Hemingway makes your writing bold and clear. (hemingwayapp.com)

over 5 years ago from Benjamin Fritz, Designer @ Tweek

  • Charlie PrattCharlie Pratt, over 5 years ago (edited over 5 years ago )

    The rules have arrived.

    1. USE SHORT SENTENCES

    Short sentences are easier to digest. They make it easier to follow each point of an argument or story.

    Your job as a writer — or editor — is to make life easy for your audience. Forcing the reader to navigate through a bunch of long, complex sentences is like forcing him/her to hack through the jungle with a machete. Create a nice, tidy path with plenty of short sentences.

    2. USE SHORT FIRST PARAGRAPHS

    See opening of this post.

    3. USE VIGOROUS ENGLISH

    Copywriter David Garfinkel describes it like this:

    “It’s muscular, forceful (writing). Vigorous English comes from passion, focus and intention.”

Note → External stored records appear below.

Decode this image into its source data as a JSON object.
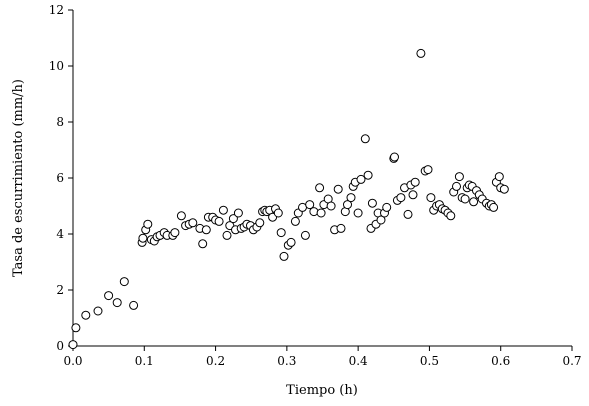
{
  "chart_data": {
    "type": "scatter",
    "xlabel": "Tiempo (h)",
    "ylabel": "Tasa de escurrimiento (mm/h)",
    "xlim": [
      0.0,
      0.7
    ],
    "ylim": [
      0,
      12
    ],
    "x_ticks": [
      "0.0",
      "0.1",
      "0.2",
      "0.3",
      "0.4",
      "0.5",
      "0.6",
      "0.7"
    ],
    "y_ticks": [
      "0",
      "2",
      "4",
      "6",
      "8",
      "10",
      "12"
    ],
    "grid": false,
    "legend": "none",
    "marker": "hollow-circle",
    "series": [
      {
        "x": [
          0.0,
          0.004,
          0.018,
          0.035,
          0.05,
          0.062,
          0.072,
          0.085,
          0.097,
          0.098,
          0.102,
          0.105,
          0.11,
          0.114,
          0.118,
          0.122,
          0.128,
          0.132,
          0.14,
          0.143,
          0.152,
          0.158,
          0.163,
          0.168,
          0.178,
          0.182,
          0.187,
          0.19,
          0.196,
          0.2,
          0.205,
          0.211,
          0.216,
          0.22,
          0.225,
          0.228,
          0.232,
          0.236,
          0.24,
          0.244,
          0.249,
          0.253,
          0.258,
          0.262,
          0.266,
          0.269,
          0.272,
          0.276,
          0.28,
          0.284,
          0.288,
          0.292,
          0.296,
          0.302,
          0.306,
          0.312,
          0.316,
          0.322,
          0.326,
          0.332,
          0.338,
          0.346,
          0.348,
          0.352,
          0.358,
          0.362,
          0.367,
          0.372,
          0.376,
          0.382,
          0.385,
          0.39,
          0.393,
          0.396,
          0.4,
          0.404,
          0.41,
          0.414,
          0.418,
          0.42,
          0.425,
          0.428,
          0.432,
          0.437,
          0.44,
          0.45,
          0.451,
          0.455,
          0.46,
          0.465,
          0.47,
          0.474,
          0.477,
          0.48,
          0.488,
          0.494,
          0.498,
          0.502,
          0.506,
          0.51,
          0.514,
          0.518,
          0.522,
          0.526,
          0.53,
          0.534,
          0.538,
          0.542,
          0.546,
          0.55,
          0.553,
          0.556,
          0.56,
          0.562,
          0.566,
          0.57,
          0.574,
          0.58,
          0.584,
          0.587,
          0.59,
          0.594,
          0.598,
          0.6,
          0.605
        ],
        "y": [
          0.05,
          0.65,
          1.1,
          1.25,
          1.8,
          1.55,
          2.3,
          1.45,
          3.7,
          3.85,
          4.15,
          4.35,
          3.8,
          3.75,
          3.9,
          3.95,
          4.05,
          3.95,
          3.95,
          4.05,
          4.65,
          4.3,
          4.35,
          4.4,
          4.2,
          3.65,
          4.15,
          4.6,
          4.6,
          4.5,
          4.45,
          4.85,
          3.95,
          4.3,
          4.55,
          4.15,
          4.75,
          4.2,
          4.25,
          4.35,
          4.3,
          4.15,
          4.25,
          4.4,
          4.8,
          4.85,
          4.8,
          4.85,
          4.6,
          4.9,
          4.75,
          4.05,
          3.2,
          3.6,
          3.7,
          4.45,
          4.75,
          4.95,
          3.95,
          5.05,
          4.8,
          5.65,
          4.75,
          5.05,
          5.25,
          5.0,
          4.15,
          5.6,
          4.2,
          4.8,
          5.05,
          5.3,
          5.7,
          5.85,
          4.75,
          5.95,
          7.4,
          6.1,
          4.2,
          5.1,
          4.35,
          4.75,
          4.5,
          4.75,
          4.95,
          6.7,
          6.75,
          5.2,
          5.3,
          5.65,
          4.7,
          5.75,
          5.4,
          5.85,
          10.45,
          6.25,
          6.3,
          5.3,
          4.85,
          5.0,
          5.05,
          4.9,
          4.85,
          4.75,
          4.65,
          5.5,
          5.7,
          6.05,
          5.3,
          5.25,
          5.65,
          5.75,
          5.7,
          5.15,
          5.55,
          5.4,
          5.25,
          5.1,
          5.0,
          5.05,
          4.95,
          5.85,
          6.05,
          5.65,
          5.6
        ]
      }
    ]
  }
}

    This rule is really a reminder to do your homework and fully understand what you are writing about. It is impossible to write with “passion, focus and intention” without having a real grasp of the subject.

    In most cases, if you’ve done your homework, you will write with authority and vigor.

    4. BE POSITIVE, NOT NEGATIVE

    Basically, “be positive” means you should say what something is rather than what it isn’t.

    • Instead of saying something is “inexpensive,” say it is “affordable.”
    • Instead of describing something as “unclear,” say it is “confusing.”

    This might seem like a small point, but it’s actually quite important. Being “positive” makes your writing more direct. Whether they realize it or not, readers are turned off by “roundabout writing.”

    So, there you have it: eminently practical writing tips from one of the masters — or more accurately, from the Kansas City Star.